The Ultimate Guide to Your Gut
The bacteria in your intestines affects whether t have allergies, your risk of depression—and even how well your medication works
A decade ago, Kaitlyn, a 28-year-old support worker living in Ontario, Canada, became very ill. She had painful constipation and was contracting fevers and losing weight. “If I ate too much, I would vomit,” she says.
After tests ruled out Crohn’s disease and colitis, Kaitlyn’s family doctor diagnosed her with irritable bowel syndrome (IBS), a chronic disorder that causes cramping, pain and bloating along with constipation or diarrhoea.
While IBS can’t be cured, it can be managed through lifestyle changes. A dietitian suggested to Kaitlyn that the bacteria that lived in her intestines—collectively known as the gut micro-biome—might be out of balance, contributing to her condition. She recommended Kaitlyn take probiotics—pills that contain specific strains of bacteria—to help put things in order.
After only a few days of taking the probiotics, Kaitlyn felt a lot better. “The pain and fevers went away, and I was able to eat without getting sick,” she says. She still needed to avoid specific foods that trigger her condition, but gained back some of the weight she had lost.
The state of our gut microbiome impacts many facets of our physical and mental health. But what is it, exactly? Imagine a jar of fermented food, like sauerkraut, which is full of bacteria. The bacteria that already live on the cabbage flourish when it’s covered in brine and sealed. In that oxygen-deprived space, those bacteria break down the food’s components—e.g., carbohydrates—and release acid, which gives sauerkraut its tangy flavour. A similar process happens inside your intestines every time you eat: bacteria break the food down, transforming it into crucial vitamins, amino acids, chemicals and, yes, gas.
All those bacteria start colonizing you the minute you’re born. You pick up more bacterial strains from breast milk, your home, the environment outside, contact with other people, the food you eat, even the family dog. By the age of three, your microbiome has pretty much settled into how it will look when you’re an adult.
The different types of bacteria that live in your gut help you digest food, but they also impact other aspects of your body, including your immune system, brain and cardiovascular health.

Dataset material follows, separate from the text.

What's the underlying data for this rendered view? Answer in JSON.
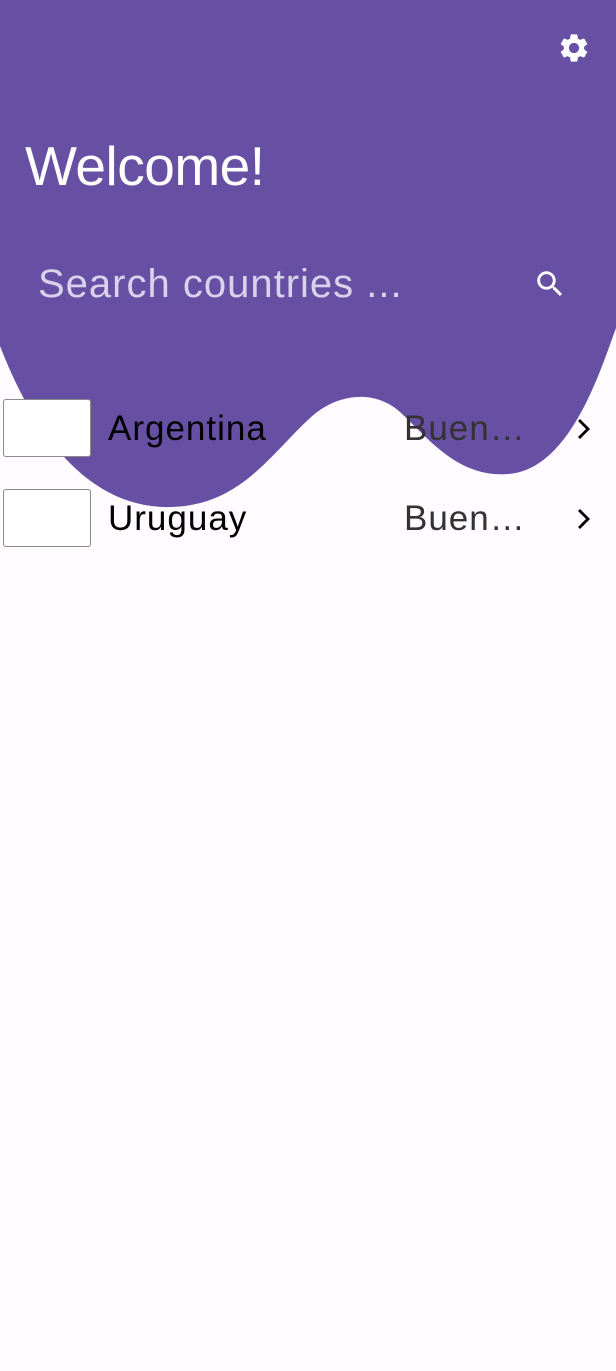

“Your gut is like its own ecosystem,” says Sean Gibbons, a microbiome researcher and assistant professor at the Institute for Systems Biology in Seattle, Washington. “It’s warm, humid, and wet—like a rainforest.” And, he explains, like any thriving ecosystem, your gut is healthy when it’s diverse, with hundreds of types of bacteria.
Two of the most important are Firmicutes and Bacteroidetes, which feast on dietary fibre and break down complex carbohydrates. Both also churn out short-chain fatty acids, microscopic compounds that help maintain the integrity of the gut wall. (That barrier is supposed to be porous in order to let nutrients through, but if it’s too porous, that can lead to inflammation.) They also have anti-inflammatory properties and can promote brain health.

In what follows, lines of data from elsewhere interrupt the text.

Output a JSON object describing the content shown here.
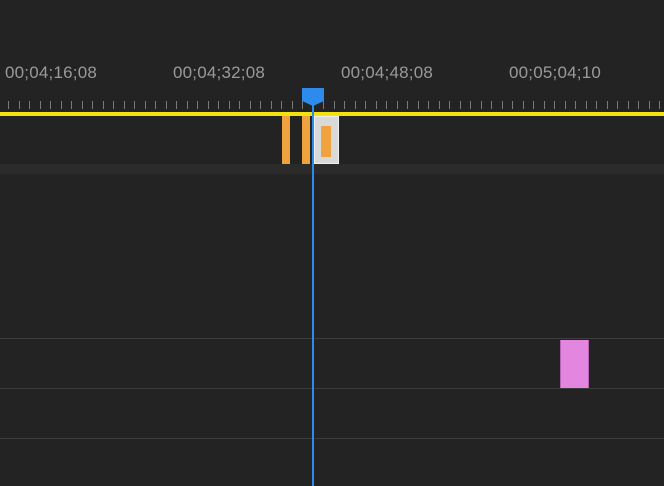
{
  "timeline": {
    "ruler_labels": [
      {
        "text": "00;04;16;08"
      },
      {
        "text": "00;04;32;08"
      },
      {
        "text": "00;04;48;08"
      },
      {
        "text": "00;05;04;10"
      }
    ]
  },
  "colors": {
    "background": "#232323",
    "work_area_bar": "#f4e20e",
    "playhead": "#2d8ceb",
    "clip_audio": "#efa33f",
    "clip_selected": "#d9d9d9",
    "clip_pink": "#e286e0",
    "ruler_text": "#9a9a9a"
  },
  "icons": {
    "playhead": "playhead-marker-icon"
  }
}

You should feed those two types well, because if there’s not enough food in your system, they’ll turn to a secondary source of nutrients. “They will actually start to eat your gut mucous,” explains Gibbons. If that happens, many bacteria in your gut will suddenly be seen by your immune system as outside agents, setting off a response that can lead to inflammatory bowel disease and other gut problems.

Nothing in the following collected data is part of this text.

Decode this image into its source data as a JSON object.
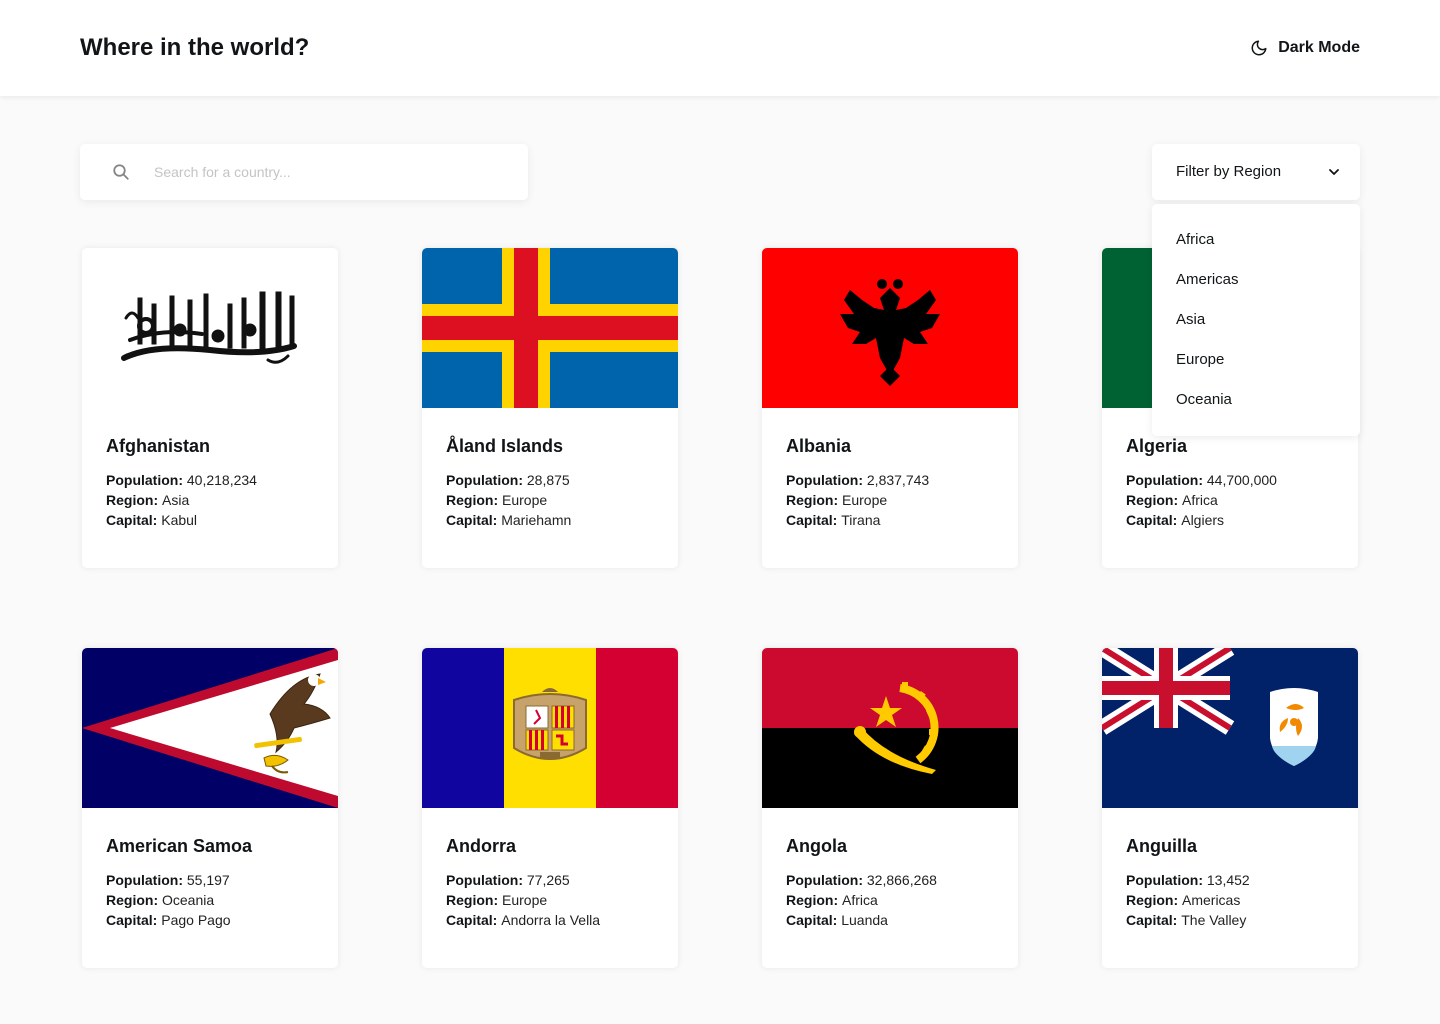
{
  "header": {
    "title": "Where in the world?",
    "theme_toggle_label": "Dark Mode",
    "theme_icon": "moon-icon"
  },
  "search": {
    "placeholder": "Search for a country...",
    "value": "",
    "icon": "search-icon"
  },
  "filter": {
    "label": "Filter by Region",
    "icon": "chevron-down-icon",
    "options": [
      "Africa",
      "Americas",
      "Asia",
      "Europe",
      "Oceania"
    ]
  },
  "labels": {
    "population": "Population:",
    "region": "Region:",
    "capital": "Capital:"
  },
  "countries": [
    {
      "name": "Afghanistan",
      "population": "40,218,234",
      "region": "Asia",
      "capital": "Kabul",
      "flag": "flag-afghanistan"
    },
    {
      "name": "Åland Islands",
      "population": "28,875",
      "region": "Europe",
      "capital": "Mariehamn",
      "flag": "flag-aland-islands"
    },
    {
      "name": "Albania",
      "population": "2,837,743",
      "region": "Europe",
      "capital": "Tirana",
      "flag": "flag-albania"
    },
    {
      "name": "Algeria",
      "population": "44,700,000",
      "region": "Africa",
      "capital": "Algiers",
      "flag": "flag-algeria"
    },
    {
      "name": "American Samoa",
      "population": "55,197",
      "region": "Oceania",
      "capital": "Pago Pago",
      "flag": "flag-american-samoa"
    },
    {
      "name": "Andorra",
      "population": "77,265",
      "region": "Europe",
      "capital": "Andorra la Vella",
      "flag": "flag-andorra"
    },
    {
      "name": "Angola",
      "population": "32,866,268",
      "region": "Africa",
      "capital": "Luanda",
      "flag": "flag-angola"
    },
    {
      "name": "Anguilla",
      "population": "13,452",
      "region": "Americas",
      "capital": "The Valley",
      "flag": "flag-anguilla"
    }
  ],
  "colors": {
    "background": "#fafafa",
    "surface": "#ffffff",
    "text": "#111517",
    "placeholder": "#c4c4c4"
  }
}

SIGNS YOUR GUT IS OUT OF BALANCE
You have a Stubborn Bowel Condition
Crohn’s disease and ulcerative colitis—known together as inflammatory bowel disease (IBD)—cause inflammation and breaks in the lining of the intestines, leading to pain, diarrhoea and weight loss. It affect an estimated 1.5 million people in India. Dr Eugene Chang, director of the Microbiome Medicine Program at the University of Chicago, says its exact cause is unknown. But, he adds, researchers believe affected people are genetically predisposed to an overactive immune system, and that their microbiome changes in subtle ways to prefer bacteria that thrive in that inflammatory environment. “Those bacteria further activate the immune system. It’s a vicious cycle that eventually triggers IBD.”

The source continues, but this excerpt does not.